For the first time since Hwang Woo-Suk's cloned stem cells were revealed as fakes, human cloning — for medical purposes, or even for reproduction — appears to be a realistic possibility.
"We show for the first time that the same genes turned on in normal human embryos are the same genes turned on in human clones," said Robert Lanza, scientific director of Advanced Cell Technologies and co-author of a study published Monday in Cloning and Stem Cells.
Lanza's team inserted human cell nuclei into hollowed-out egg cells from both humans and animals, then stimulated them into development, a process called somatic cell nuclear transfer (SCNT), or more informally, cloning. When compared to a normal human embryo produced through in vitro fertilization, the animal-human hybrids didn't develop normally, but the human-human cloned embryos displayed many of the genetic characteristics of healthy development.

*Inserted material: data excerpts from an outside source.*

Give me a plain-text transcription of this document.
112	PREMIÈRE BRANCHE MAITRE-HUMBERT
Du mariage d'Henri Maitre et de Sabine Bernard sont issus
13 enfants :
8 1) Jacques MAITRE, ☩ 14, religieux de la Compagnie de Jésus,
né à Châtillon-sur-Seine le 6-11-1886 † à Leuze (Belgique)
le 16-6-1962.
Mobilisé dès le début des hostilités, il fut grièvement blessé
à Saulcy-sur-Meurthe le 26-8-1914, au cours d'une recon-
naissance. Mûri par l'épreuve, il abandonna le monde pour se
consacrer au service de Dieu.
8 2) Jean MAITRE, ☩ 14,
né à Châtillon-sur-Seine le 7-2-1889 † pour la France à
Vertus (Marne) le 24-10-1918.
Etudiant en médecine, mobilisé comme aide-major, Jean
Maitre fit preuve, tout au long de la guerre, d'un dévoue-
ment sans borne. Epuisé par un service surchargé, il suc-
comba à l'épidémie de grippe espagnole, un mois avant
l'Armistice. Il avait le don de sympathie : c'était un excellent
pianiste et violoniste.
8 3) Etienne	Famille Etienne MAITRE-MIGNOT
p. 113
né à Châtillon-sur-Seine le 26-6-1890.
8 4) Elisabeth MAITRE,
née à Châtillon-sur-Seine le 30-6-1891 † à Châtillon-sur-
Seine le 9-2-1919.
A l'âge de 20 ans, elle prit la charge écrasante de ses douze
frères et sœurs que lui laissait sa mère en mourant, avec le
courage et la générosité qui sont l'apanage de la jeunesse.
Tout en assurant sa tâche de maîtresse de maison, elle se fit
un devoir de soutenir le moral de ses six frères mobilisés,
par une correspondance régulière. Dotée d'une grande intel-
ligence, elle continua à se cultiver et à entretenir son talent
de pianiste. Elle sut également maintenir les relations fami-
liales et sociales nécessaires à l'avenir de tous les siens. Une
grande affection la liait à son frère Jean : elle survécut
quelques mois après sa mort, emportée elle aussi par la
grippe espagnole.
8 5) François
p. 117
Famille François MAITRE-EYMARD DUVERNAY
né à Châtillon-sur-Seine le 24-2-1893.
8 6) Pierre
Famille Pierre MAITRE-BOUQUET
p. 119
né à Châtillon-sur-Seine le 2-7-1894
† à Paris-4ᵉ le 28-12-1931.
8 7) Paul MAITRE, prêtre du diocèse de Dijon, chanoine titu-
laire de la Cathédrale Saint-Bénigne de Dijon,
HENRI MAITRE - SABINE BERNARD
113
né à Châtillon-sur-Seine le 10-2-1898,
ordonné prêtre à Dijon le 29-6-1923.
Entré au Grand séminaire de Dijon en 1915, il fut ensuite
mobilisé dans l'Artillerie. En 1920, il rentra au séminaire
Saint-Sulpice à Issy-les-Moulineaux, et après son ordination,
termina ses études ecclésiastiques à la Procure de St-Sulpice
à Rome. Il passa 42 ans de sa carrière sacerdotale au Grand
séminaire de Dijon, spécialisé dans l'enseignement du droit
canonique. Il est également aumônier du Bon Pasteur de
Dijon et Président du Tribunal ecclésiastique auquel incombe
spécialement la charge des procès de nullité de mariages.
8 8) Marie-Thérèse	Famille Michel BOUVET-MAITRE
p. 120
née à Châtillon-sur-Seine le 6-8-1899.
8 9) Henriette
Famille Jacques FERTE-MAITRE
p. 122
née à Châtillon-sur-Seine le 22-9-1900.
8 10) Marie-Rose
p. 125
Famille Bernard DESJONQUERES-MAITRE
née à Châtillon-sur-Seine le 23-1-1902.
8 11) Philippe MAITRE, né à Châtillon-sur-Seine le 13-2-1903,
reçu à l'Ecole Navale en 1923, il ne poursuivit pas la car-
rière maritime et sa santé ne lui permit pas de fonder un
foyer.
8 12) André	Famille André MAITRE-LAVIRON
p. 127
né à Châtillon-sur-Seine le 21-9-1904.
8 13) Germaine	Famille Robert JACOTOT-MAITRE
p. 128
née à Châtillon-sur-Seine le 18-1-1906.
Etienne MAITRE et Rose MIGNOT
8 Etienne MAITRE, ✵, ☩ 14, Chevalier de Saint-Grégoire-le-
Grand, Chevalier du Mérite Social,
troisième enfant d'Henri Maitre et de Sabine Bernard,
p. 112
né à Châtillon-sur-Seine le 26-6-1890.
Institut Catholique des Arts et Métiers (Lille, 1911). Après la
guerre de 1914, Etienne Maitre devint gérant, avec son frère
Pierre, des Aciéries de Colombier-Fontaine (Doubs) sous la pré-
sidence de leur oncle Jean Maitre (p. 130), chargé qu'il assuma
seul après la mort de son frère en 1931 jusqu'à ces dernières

The research is the first step toward therapeutic cloning — making embryonic stem cells from a patient's own DNA capable of replacing diseased tissue, failing organs and even lost limbs. And, theoretically, the same technique could be used to produce a cloned person.
In 2001, Lanza's team claimed to have made cloned human embryos, stoking public hopes that cloning would soon produce thousands of embryonic stem cell lines — one for every common genetic group, capable of replacing diseased tissue, failing organs and lost limbs. It wasn't clear, however, whether those embryos were actually healthy, and their DNA was never analyzed.
Four years later, researchers led by the now-infamous Woo Suk Hwang claimed to have actually harvested embryonic stem cells from cloned embryos. The findings again raised public hopes, only to be revealed as fraudulent. Hwang now works for a controversial dog cloning company, and embryonic stem cells taken from a human clone remains hypothetical.
However, even if the scientific challenges of so-called therapeutic cloning are overcome, ethical problems remain. Harvesting human eggs requires women to take ovulation-inducing hormones, a process that is arguably dangerous and inarguably arduous. As a result, egg supplies are limited and expensive. Some scientists hoped to solve this by substituting animal eggs for human.
Research on these hybrid embryos — as well as chimeric embryos, formed by mixing actual human and animal DNA — was approved last year in the United Kingdom. But that approval came after bitter public debate in which opponents raised the specter of sentient human-animal hybrids being used as biological parts factories.
The latest findings suggest that hybrids are incapable of growing to a medically useful stage, much less sentience. But both cloning and induced pluripotency — a recently-developed procedure in which adult cells are transformed into an embryo-like state — should work.
"Science has a way to go with both of these, but we will soon have a way to create a bank of stem cells to expand the range of stem cell therapies," said Lanza.
His team compared the gene expression of a human embryo produced through in vitro fertilization with clones that incorporated human, cow, rabbit and mouse eggs. Several thousand genes were active in the fully human clones, but almost completely silent in their counterparts, which stopped developing after several days.
Among these were the genetic targets stimulated during induced pluripotency, in which adult cells are returned to an embryo-like state. Their silence suggests that animal eggs will not be useful in making clones capable of generating embryonic stem cells, much less growing to adulthood.
"You can never say never," said Lanza, "but we've been at this a very long time, and despite literally thousands of these attempts, we've never seen one of these hybrids advance further than what we're reporting here. And though negative results don't often get reported, I know for a fact that other experts have had the same results."
But the fully human cloned embryos could produce stem cells and, if permitted, perhaps grow into a person.
"The DNA resembles the DNA of a normal human embryo, which raises the question of human reproductive cloning," said Lanza.
However, New York Medical College cell biologist Stuart Newman disagreed with Lanza's assessment. Though the paper "shows that interspecies SCNT is a bust," he said, there are still "substantial differences" between fully-human cloned and IVF embryos.
But even if Lanza's embryos cannot develop, other scientists may come up with a more effective process. And though reproductive cloning has not yet been attempted, some experts say it's inevitable.
The procedure is illegal in the United States, but a global ban proposed in the United Nations fell apart after the U.S. insisted that therapeutic cloning be banned as well.
"Virtually every country agreed, but President Bush held it hostage," said Lanza.
President Barack Obama has promised to overturn President Bush's moratorium on federal funding of most embryonic stem cell research. Lanza hopes he will abandon Bush's position at the U.N. as well.
"Reproductive cloning is unsafe and unethical," he said. "This raises the urgency that those laws need to be passed."